The right kind of father can be a child’s best teacher about God. A good father is a happy combination of strength and tenderness, righteousness and mercy. The wrong kind of father can cripple a child’s emotional and spiritual well-being. Today I want to lead you to a better understanding and a deeper appreciation of the heavenly Father.
Jesus came to reveal God to man. “8 Philip said to Him, “Lord, show us the Father, and it is sufficient for us.”
9 Jesus said to him, “Have I been with you so long, and yet you have not known Me, Philip? lHe who has seen Me has seen the Father; so how can you say, ‘Show us the Father’? 10 Do you not believe that I am in the Father, and the Father in Me? The words that I speak to you I do not speak on My own authority; but the Father who dwells in Me does the works. 11 Believe Me that I am in the Father and the Father in Me, or else believe Me for the sake of the works themselves.” (John 14:8–11).

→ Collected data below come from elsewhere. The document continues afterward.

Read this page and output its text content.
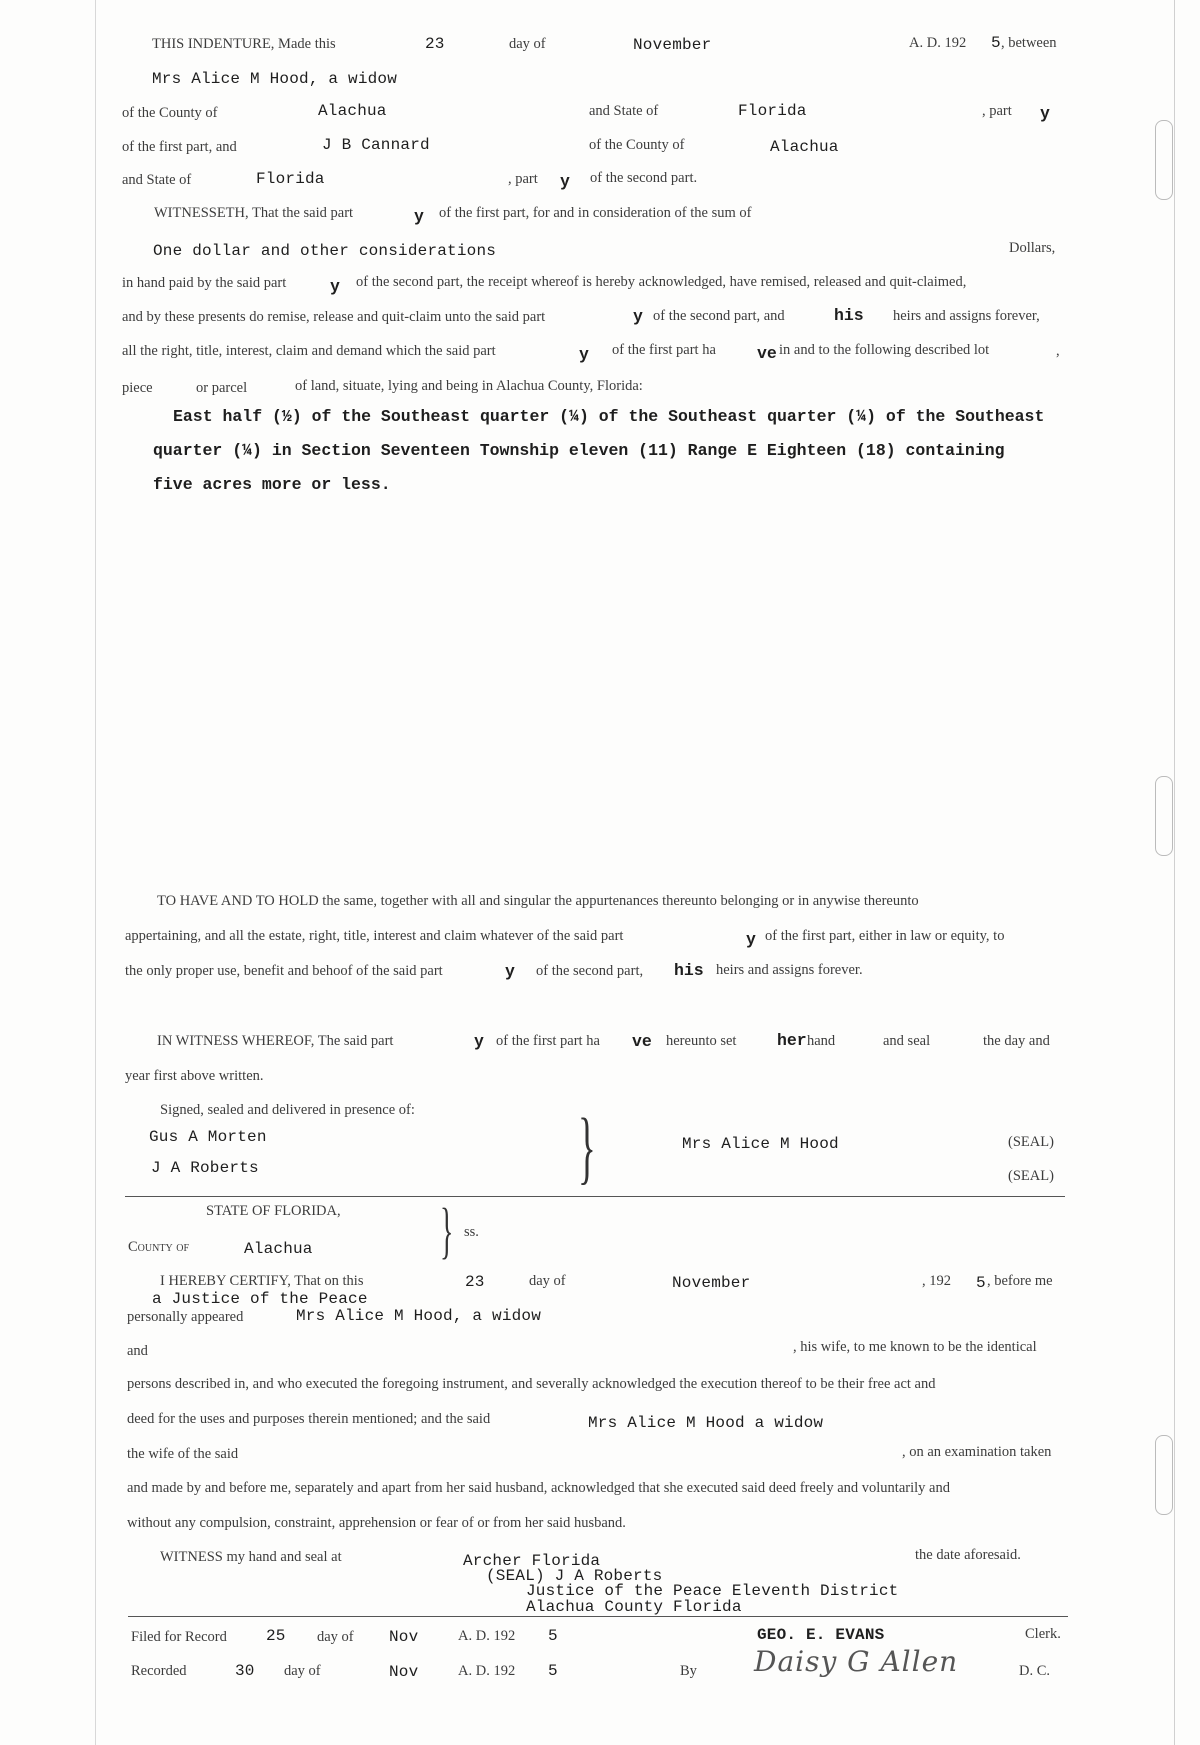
THIS INDENTURE, Made this	23	day of	November	A. D. 192 5 , between
Mrs Alice M Hood, a widow
of the County of	Alachua	and State of	Florida	, part y
of the first part, and	J B Cannard	of the County of	Alachua
and State of	Florida	, part y of the second part.
WITNESSETH, That the said part	y of the first part, for and in consideration of the sum of
One dollar and other considerations	Dollars,
in hand paid by the said part	y of the second part, the receipt whereof is hereby acknowledged, have remised, released and quit-claimed,
and by these presents do remise, release and quit-claim unto the said part	y of the second part, and	his heirs and assigns forever,
all the right, title, interest, claim and demand which the said part	y of the first part ha ve in and to the following described lot	,
piece	or parcel	of land, situate, lying and being in Alachua County, Florida:
East half (½) of the Southeast quarter (¼) of the Southeast quarter (¼) of the Southeast
quarter (¼) in Section Seventeen Township eleven (11) Range E Eighteen (18) containing
five acres more or less.
TO HAVE AND TO HOLD the same, together with all and singular the appurtenances thereunto belonging or in anywise thereunto
appertaining, and all the estate, right, title, interest and claim whatever of the said part	y of the first part, either in law or equity, to
the only proper use, benefit and behoof of the said part	y of the second part, his heirs and assigns forever.
IN WITNESS WHEREOF, The said part	y of the first part ha ve hereunto set her hand	and seal	the day and
year first above written.
Signed, sealed and delivered in presence of:
Gus A Morten
J A Roberts	}	Mrs Alice M Hood	(SEAL)
(SEAL)
STATE OF FLORIDA,
County of	Alachua } ss.
I HEREBY CERTIFY, That on this	23	day of	November	, 192 5 , before me
a Justice of the Peace
personally appeared	Mrs Alice M Hood, a widow
and	, his wife, to me known to be the identical
persons described in, and who executed the foregoing instrument, and severally acknowledged the execution thereof to be their free act and
deed for the uses and purposes therein mentioned; and the said	Mrs Alice M Hood a widow
the wife of the said	, on an examination taken
and made by and before me, separately and apart from her said husband, acknowledged that she executed said deed freely and voluntarily and
without any compulsion, constraint, apprehension or fear of or from her said husband.
WITNESS my hand and seal at	Archer Florida	the date aforesaid.
(SEAL) J A Roberts
Justice of the Peace Eleventh District
Alachua County Florida
Filed for Record 25 day of Nov	A. D. 192 5	GEO. E. EVANS	Clerk.
Recorded	30 day of	Nov	A. D. 192 5	By Daisy G Allen	D. C.
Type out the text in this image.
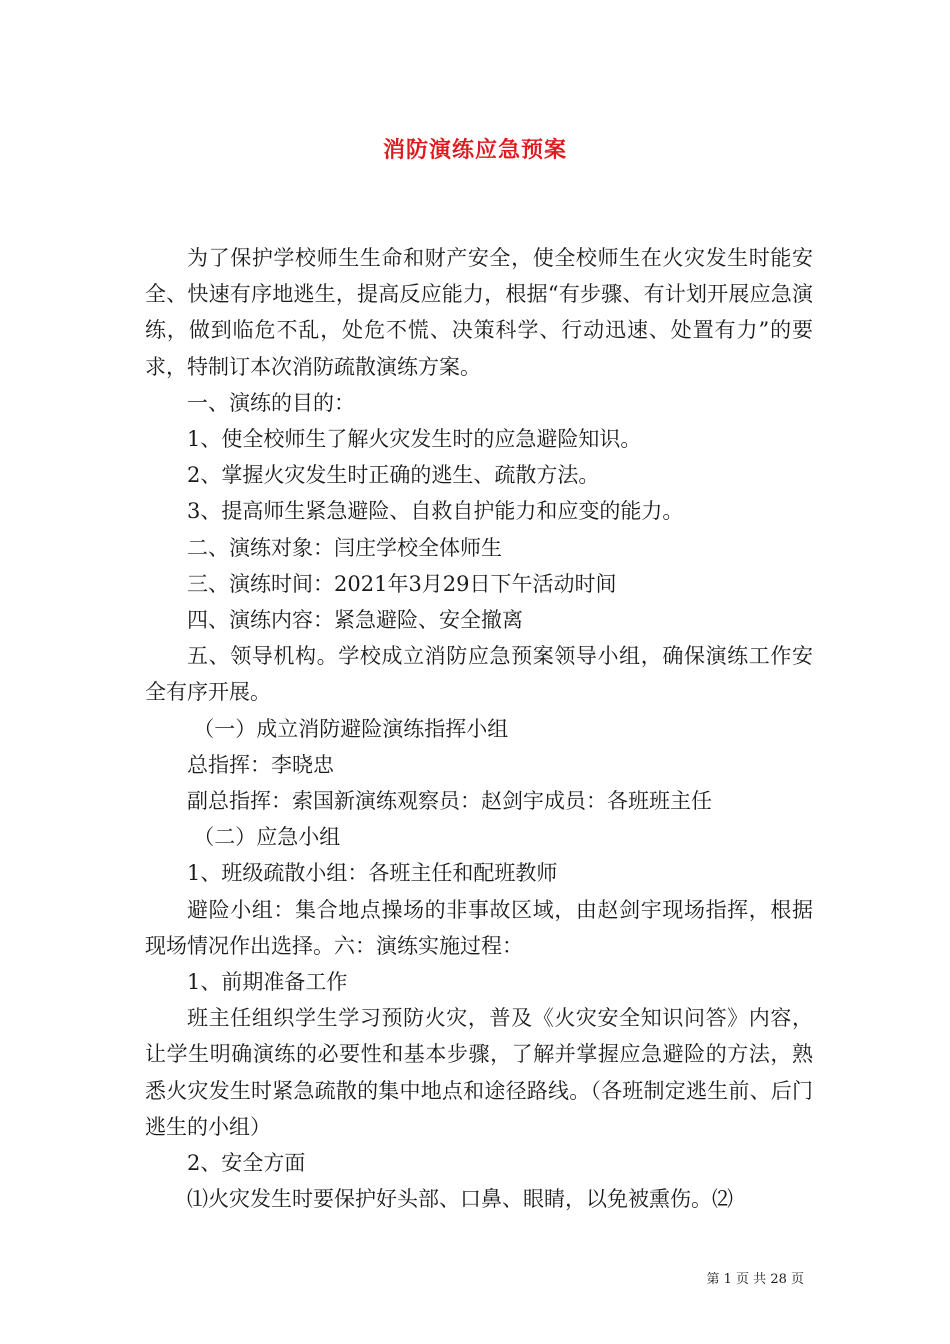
消防演练应急预案

为了保护学校师生生命和财产安全，使全校师生在火灾发生时能安全、快速有序地逃生，提高反应能力，根据“有步骤、有计划开展应急演练，做到临危不乱，处危不慌、决策科学、行动迅速、处置有力”的要求，特制订本次消防疏散演练方案。

一、演练的目的：

1、使全校师生了解火灾发生时的应急避险知识。

2、掌握火灾发生时正确的逃生、疏散方法。

3、提高师生紧急避险、自救自护能力和应变的能力。

二、演练对象：闫庄学校全体师生

三、演练时间：2021年3月29日下午活动时间

四、演练内容：紧急避险、安全撤离

五、领导机构。学校成立消防应急预案领导小组，确保演练工作安全有序开展。

（一）成立消防避险演练指挥小组

总指挥：李晓忠

副总指挥：索国新演练观察员：赵剑宇成员：各班班主任

（二）应急小组

1、班级疏散小组：各班主任和配班教师

避险小组：集合地点操场的非事故区域，由赵剑宇现场指挥，根据现场情况作出选择。六：演练实施过程：

1、前期准备工作

班主任组织学生学习预防火灾，普及《火灾安全知识问答》内容，让学生明确演练的必要性和基本步骤，了解并掌握应急避险的方法，熟悉火灾发生时紧急疏散的集中地点和途径路线。（各班制定逃生前、后门逃生的小组）

2、安全方面

⑴火灾发生时要保护好头部、口鼻、眼睛，以免被熏伤。⑵

第 1 页 共 28 页
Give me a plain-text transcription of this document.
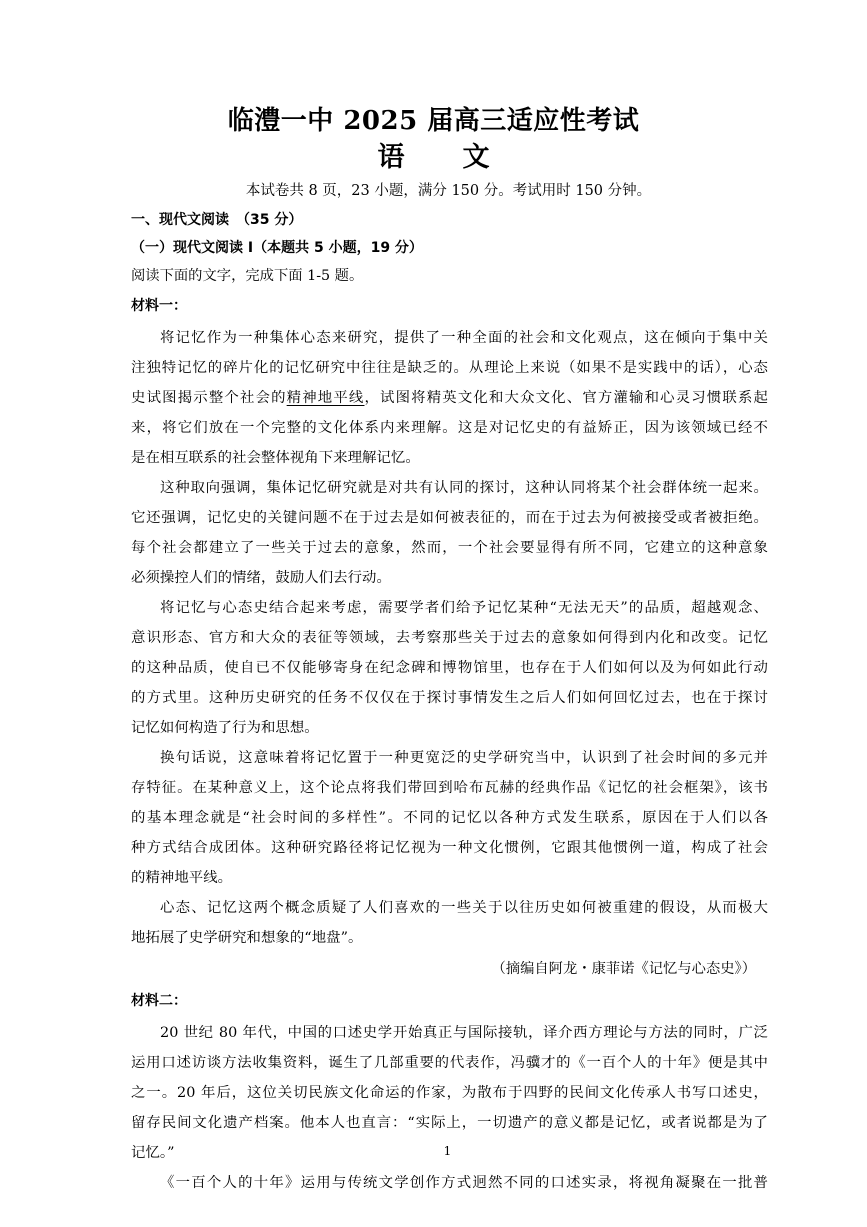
临澧一中 2025 届高三适应性考试
语 文
本试卷共 8 页，23 小题，满分 150 分。考试用时 150 分钟。
一、现代文阅读　（35 分）
（一）现代文阅读 I（本题共 5 小题，19 分）
阅读下面的文字，完成下面 1-5 题。
材料一：

将记忆作为一种集体心态来研究，提供了一种全面的社会和文化观点，这在倾向于集中关

注独特记忆的碎片化的记忆研究中往往是缺乏的。从理论上来说（如果不是实践中的话），心态

史试图揭示整个社会的精神地平线，试图将精英文化和大众文化、官方灌输和心灵习惯联系起

来，将它们放在一个完整的文化体系内来理解。这是对记忆史的有益矫正，因为该领域已经不

是在相互联系的社会整体视角下来理解记忆。

这种取向强调，集体记忆研究就是对共有认同的探讨，这种认同将某个社会群体统一起来。

它还强调，记忆史的关键问题不在于过去是如何被表征的，而在于过去为何被接受或者被拒绝。

每个社会都建立了一些关于过去的意象，然而，一个社会要显得有所不同，它建立的这种意象

必须操控人们的情绪，鼓励人们去行动。

将记忆与心态史结合起来考虑，需要学者们给予记忆某种“无法无天”的品质，超越观念、

意识形态、官方和大众的表征等领域，去考察那些关于过去的意象如何得到内化和改变。记忆

的这种品质，使自已不仅能够寄身在纪念碑和博物馆里，也存在于人们如何以及为何如此行动

的方式里。这种历史研究的任务不仅仅在于探讨事情发生之后人们如何回忆过去，也在于探讨

记忆如何构造了行为和思想。

换句话说，这意味着将记忆置于一种更宽泛的史学研究当中，认识到了社会时间的多元并

存特征。在某种意义上，这个论点将我们带回到哈布瓦赫的经典作品《记忆的社会框架》，该书

的基本理念就是“社会时间的多样性”。不同的记忆以各种方式发生联系，原因在于人们以各

种方式结合成团体。这种研究路径将记忆视为一种文化惯例，它跟其他惯例一道，构成了社会

的精神地平线。

心态、记忆这两个概念质疑了人们喜欢的一些关于以往历史如何被重建的假设，从而极大

地拓展了史学研究和想象的“地盘”。

（摘编自阿龙・康菲诺《记忆与心态史》）
材料二：

20 世纪 80 年代，中国的口述史学开始真正与国际接轨，译介西方理论与方法的同时，广泛

运用口述访谈方法收集资料，诞生了几部重要的代表作，冯骥才的《一百个人的十年》便是其中

之一。20 年后，这位关切民族文化命运的作家，为散布于四野的民间文化传承人书写口述史，

留存民间文化遗产档案。他本人也直言：“实际上，一切遗产的意义都是记忆，或者说都是为了

记忆。”

《一百个人的十年》运用与传统文学创作方式迥然不同的口述实录，将视角凝聚在一批普

1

In the Gospels God is spoken of as “Father” more than 150 times (e.g., Jesus said, “I and my Father are one” [John 10:30]). This name was in the first recorded boyhood utterance of Jesus: “Did you not know that I must be about My Father’s business?” (Luke 2:49). This name was in his last dying cry: “Father, into your hands I commend my spirit” (Luke 23:46).
Of course God confirmed and affirmed this relationship when Jesus was baptized and on the mount of transfiguration when He declared “This is my beloved Son.”
People had thought of God and his followers in a number of different ways: a Shepherd and his sheep, a Potter and his clay, a Creator and his creatures, a King and his subjects, a Judge and violators of the law.
Jesus came to give us new truth about God so that we might walk lovingly in his way and so that we might have abundant life here and now.
Jesus taught his disciples—and all believers—to think of God as a heavenly Father.
Jesus did not consider all people to be the children of God (cf. John 8:44 - You are of your father the devil…). He taught that in the miracle of the new birth, the spiritual birth, the birth from above, a new relationship was established with God that was much closer than that which exists between a Creator and the creatures of his world. This new relationship is tender, affectionate, and glorious. It is a relationship which describes God as the Heavenly Father of all those who have been “born of the Spirit” or “born again.”
I. God is a perfectly wise and consistent heavenly Father.
A.In contrast to even the best of earthly fathers, the heavenly Father perfectly knows our deepest needs even before we could request his blessings in prayer (Matt.6:8) For your Father knows the things you have need of before you ask Him.
1. He looks upon our needs with purposes of love and compassion.
2.He is more eager to meet these deep needs than we are to have them met. “If you then, being evil, know how to give good gifts to your children, how much more will your Father who is in heaven give good things to those who ask Him!” (Matt. 7:11).
B. The heavenly Father always acts toward us in a manner consistent with our highest good. In the very beginning, the Evil One put doubt in the mind of Eve, the mother of us all, concerning the goodness of God. “Ye shall not surely die: For God doth know that in the day ye eat thereof, then your eyes shall be opened, and ye shall be as gods, knowing good and evil” (Gen. 3:4–5).
1. The heavenly Father prohibits only that which is destructive.
2. The heavenly Father challenges us to do that which is truly constructive and beneficial.
3. The heavenly Father disciplines us for our good (Heb. 12:5–12).
5 And you have forgotten the exhortation which speaks to you as to sons: “My son, do not despise the chastening of the LORD, Nor be discouraged when you are rebuked by Him; 6 For whom the LORD loves He chastens, And scourges every son whom He receives.”